PostgreSQL 全文搜索

在数据量较小的项目中可以使用 PostgreSQL 自带的全文搜索（Full Text Search）支持，代替非常重的 ElasticSearch，减少开发和维护成本，简单又好用，记录下最近的学习

实现全文搜索主要分为几步，分词、向量化、创建索引（倒排索引）、匹配查询

分词

默认自带的分词配置是不支持中文的，但可以安装第三方扩展来支持，检查支持的配置库在 psql 中使用 \dF 命令，\dFp 列出解析器。

postgres=> \dF
               List of text search configurations
   Schema   |    Name    |              Description
------------+------------+---------------------------------------
 pg_catalog | danish     | configuration for danish language
 pg_catalog | dutch      | configuration for dutch language
 pg_catalog | english    | configuration for english language
 pg_catalog | portuguese | configuration for portuguese language
 pg_catalog | russian    | configuration for russian language
 pg_catalog | simple     | simple configuration
 pg_catalog | spanish    | configuration for spanish language

 postgres-# \dFp
        List of text search parsers
   Schema   |  Name   |     Description
------------+---------+---------------------
 pg_catalog | default | default word parser

安装支持中文的扩展

支持中文的扩展有以下这两个

根据上面文档安装完后查看，zhparser 和结巴都能用了

postgres=# \dF
                  List of text search configurations
   Schema   |    Name    |                Description
------------+------------+--------------------------------------------
 ...
 public     | jiebacfg   | Mix segmentation configuration for jieba
 public     | jiebahmm   | Hmm segmentation configuration for jieba
 public     | jiebamp    | MP segmentation configuration for jieba
 public     | jiebaqry   | Query segmentation configuration for jieba
 public     | testzhcfg  |

postgres=# \dFp
         List of text search parsers
   Schema   |   Name   |     Description
------------+----------+---------------------
 ...
 public     | jieba    |
 public     | jiebahmm |
 public     | jiebamp  |
 public     | jiebaqry |
 public     | zhparser |

向量化

文本向量化

我们要全文搜索的一般是我们表中的某个字符串字段，必须先向量化此字段，可以直接计算向量也可以存储在新的一列中，该向量的数据类型是 tsvector 它是词和位置组成的列表，用来保存的是分词后的结果 (文本向量)，这两种方式都可以建索引加快查询时间。

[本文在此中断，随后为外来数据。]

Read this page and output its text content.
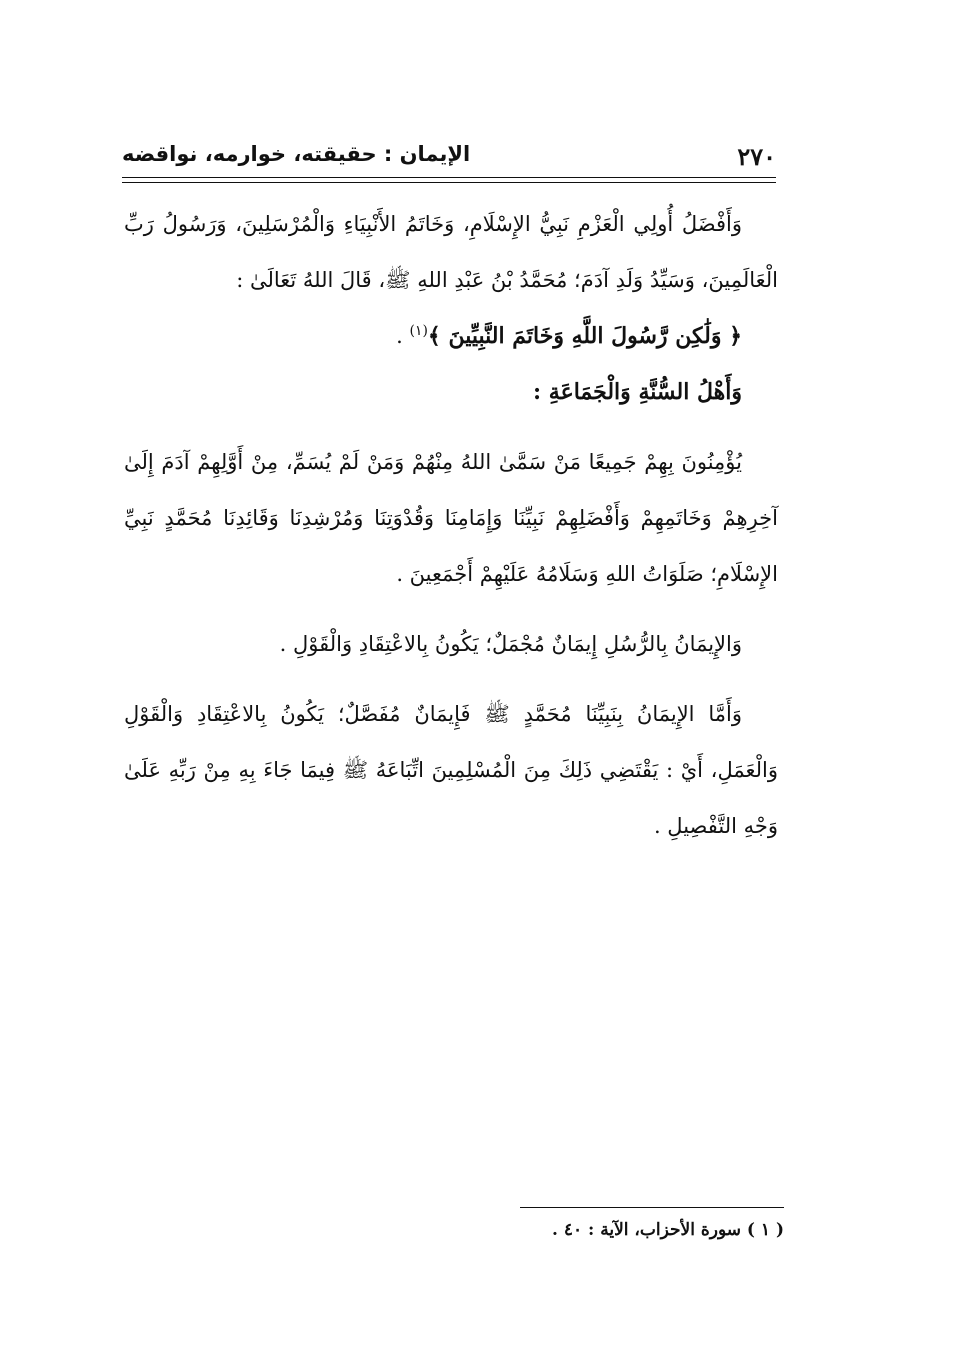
٢٧٠
الإيمان : حقيقته، خوارمه، نواقضه

وَأَفْضَلُ أُولِي الْعَزْمِ نَبِيُّ الإِسْلَامِ، وَخَاتَمُ الأَنْبِيَاءِ وَالْمُرْسَلِينَ، وَرَسُولُ رَبِّ الْعَالَمِينَ، وَسَيِّدُ وَلَدِ آدَمَ؛ مُحَمَّدُ بْنُ عَبْدِ اللهِ ﷺ، قَالَ اللهُ تَعَالَىٰ :

﴿ وَلَٰكِن رَّسُولَ اللَّهِ وَخَاتَمَ النَّبِيِّينَ ﴾$^{(١)}$ .

وَأَهْلُ السُّنَّةِ وَالْجَمَاعَةِ :

يُؤْمِنُونَ بِهِمْ جَمِيعًا مَنْ سَمَّىٰ اللهُ مِنْهُمْ وَمَنْ لَمْ يُسَمِّ، مِنْ أَوَّلِهِمْ آدَمَ إِلَىٰ آخِرِهِمْ وَخَاتَمِهِمْ وَأَفْضَلِهِمْ نَبِيِّنَا وَإِمَامِنَا وَقُدْوَتِنَا وَمُرْشِدِنَا وَقَائِدِنَا مُحَمَّدٍ نَبِيِّ الإِسْلَامِ؛ صَلَوَاتُ اللهِ وَسَلَامُهُ عَلَيْهِمْ أَجْمَعِينَ .

وَالإِيمَانُ بِالرُّسُلِ إِيمَانٌ مُجْمَلٌ؛ يَكُونُ بِالاعْتِقَادِ وَالْقَوْلِ .

وَأَمَّا الإِيمَانُ بِنَبِيِّنَا مُحَمَّدٍ ﷺ فَإِيمَانٌ مُفَصَّلٌ؛ يَكُونُ بِالاعْتِقَادِ وَالْقَوْلِ وَالْعَمَلِ، أَيْ : يَقْتَضِي ذَلِكَ مِنَ الْمُسْلِمِينَ اتِّبَاعَهُ ﷺ فِيمَا جَاءَ بِهِ مِنْ رَبِّهِ عَلَىٰ وَجْهِ التَّفْصِيلِ .

( ١ ) سورة الأحزاب، الآية : ٤٠ .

postgres=> select 'hello world hello world'::tsvector;
    tsvector
-----------------
 'hello' 'world'

字符串转化成 tsvector 会以空格分隔去掉重复的词条，按照一定的顺序装入，也可以设置位置

postgres=> select 'hello:2 world:1'::tsvector;
      tsvector
---------------------
 'hello':2 'world':1

一般我们使用 to_tsvector(regconfig, text) 函数分词并构建 tsvecotr ， regconfig 参数必须在上文 \dF 返回的配置语言

postgres=> select to_tsvector('english', 'hello a world, hello worlds !');
       to_tsvector
-------------------------
 'hello':1,4 'world':3,5

如果分词在程序中实现那 regconfig 使用 simple 就可以，text 中传分好的词然后构建向量。上面返回的向量 hello 出现在 1，4 的位置，world 出现在 3，5 的位置，分词忽略了量词、标点、复数

如果需要搜索两个字段可以使用 || 符号连接字符串后传给 to_tsvector

to_tsvector('english', coalesce(col1, '') || ' ' || coalesce(col2, ''))

还有一种方法是使用 setweight 函数，可以单独指定每列的权重，从 A - D 权重依次递减

setweight(to_tsvector('english', coalesce(col1,'')), 'A') || setweight(to_tsvector('english', coalesce(col2,'')), 'B')

在工程上我们可以创建单独的一列存储 tsvector 然后创建索引，详见下文。

搜索关键字向量化

查询的关键词也需要向量化类型是 tsquery ，tsquery 相当于是查询 tsvector 的查询条件然后通这条件去搜索向量。tsquery 可以组合多种操作符 & (AND), | (OR), ! (NOT), and <-> (FOLLOWED BY)， @@ 是全文搜索匹配操作符参考下文搜索

postgres=> select 'hello world'::tsvector @@ 'hello | happy '::tsquery;
 ?column?
----------
 t

我们一般不直接转成 tsquery 来查询，而使用 PostgreSQL 提供的 to_tsquery(regconfig, querytext) 函数来将词组织成 tsquery 向量，querytext 为搜索语句必须为单个关键词或者多个词和 & 、| 、! 等组合，如上是匹配 hello 或 happy 词。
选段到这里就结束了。